Over the next week, I will share several tips from that speech. Today’s concept is on how to identify your target audience.
From my experience, there are two questions you need to ask in order to determine your target market/audience:
- What pain do you relieve?
- Who has this pain AND who has the money to eliminate it?
What’s the pain you relieve?
I speak on innovation and creativity. Although these are buzzwords in the industry, they are not necessarily an easy sell. However, if you focus on the problem it solves, it feels more relevant. For example…
- Competing in a commodity market (de-commoditizing commodities)
- Eliminating internal blocks to business growth
- Recession proofing your business
Organizations are more apt to want innovation when it is the antidote to a pain rather than a grand aspiration. People are more likely to buy your product or service if it addresses a specific need.
The next challenge is to find out who has the money to eliminate this pain.
Find the money
My innovation services have a clear buyer: large corporations. These organizations typically have some money to solve their pain – if it is important.
But what if you are a speaker on financial planner or nutrition? Although these may be of value to individuals, they are probably not of direct value to corporations. You could try to get corporations to hire you (or use your product) as an employee benefit. But since you won’t be contributing to the bottom line of the organization, the sale will be more difficult.
What are your other options?
As a speaker on these topics, you can either hold public seminars, but that is a lot of work.
Maybe a better solution is to find associations where individuals with this need/pain gather. These can be trade associations, non-profits, or event multi-level marketing organizations.

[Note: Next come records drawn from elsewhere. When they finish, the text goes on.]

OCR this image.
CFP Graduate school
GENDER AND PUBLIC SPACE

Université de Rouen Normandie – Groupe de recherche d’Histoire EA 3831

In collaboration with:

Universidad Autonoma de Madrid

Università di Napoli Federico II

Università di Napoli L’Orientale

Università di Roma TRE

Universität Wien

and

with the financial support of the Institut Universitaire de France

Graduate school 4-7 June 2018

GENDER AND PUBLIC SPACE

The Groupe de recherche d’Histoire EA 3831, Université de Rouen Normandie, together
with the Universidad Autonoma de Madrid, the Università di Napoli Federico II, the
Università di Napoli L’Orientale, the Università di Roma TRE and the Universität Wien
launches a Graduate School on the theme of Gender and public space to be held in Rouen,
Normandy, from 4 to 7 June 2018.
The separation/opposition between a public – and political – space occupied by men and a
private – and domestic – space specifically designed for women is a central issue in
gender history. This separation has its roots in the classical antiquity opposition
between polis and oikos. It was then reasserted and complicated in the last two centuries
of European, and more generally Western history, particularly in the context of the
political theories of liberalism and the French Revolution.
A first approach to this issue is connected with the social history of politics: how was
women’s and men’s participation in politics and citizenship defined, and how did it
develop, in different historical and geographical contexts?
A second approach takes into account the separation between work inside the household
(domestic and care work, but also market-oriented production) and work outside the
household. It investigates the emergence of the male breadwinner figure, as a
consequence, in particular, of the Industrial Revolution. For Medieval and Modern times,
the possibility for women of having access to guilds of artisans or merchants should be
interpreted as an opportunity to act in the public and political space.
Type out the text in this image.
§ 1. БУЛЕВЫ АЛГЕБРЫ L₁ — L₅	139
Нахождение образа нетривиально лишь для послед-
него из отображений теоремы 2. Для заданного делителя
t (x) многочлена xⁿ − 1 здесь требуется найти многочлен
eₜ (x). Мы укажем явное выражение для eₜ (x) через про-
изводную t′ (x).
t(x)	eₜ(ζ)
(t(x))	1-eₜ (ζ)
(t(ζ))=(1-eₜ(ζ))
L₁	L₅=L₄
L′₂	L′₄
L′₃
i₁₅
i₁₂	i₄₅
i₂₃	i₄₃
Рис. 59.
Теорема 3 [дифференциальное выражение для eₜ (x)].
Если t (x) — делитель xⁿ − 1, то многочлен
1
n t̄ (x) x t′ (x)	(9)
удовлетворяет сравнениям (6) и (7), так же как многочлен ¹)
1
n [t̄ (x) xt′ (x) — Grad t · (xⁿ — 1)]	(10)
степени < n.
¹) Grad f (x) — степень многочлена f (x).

One PR firm I know has a somewhat unique model. They connect “for profit” enterprises with non-profits who use (and can potentially) recommend their products. For example, a medical device manufacturer might connect with nursing trade association. Or a technology manufacturer could connect with an association of freelance “geeks.” There are associations of all kinds out there.
These symbiotic relationships can help both parties achieve their goals. They can make it easier for you to access your target audience. It might give you greater credibility. And you can help the associations add value to their members.
If you can articulate the pain you solve and then find where these people gather, you may find greater leverage in your marketing initiatives.
I will continue these tips in future blog entries.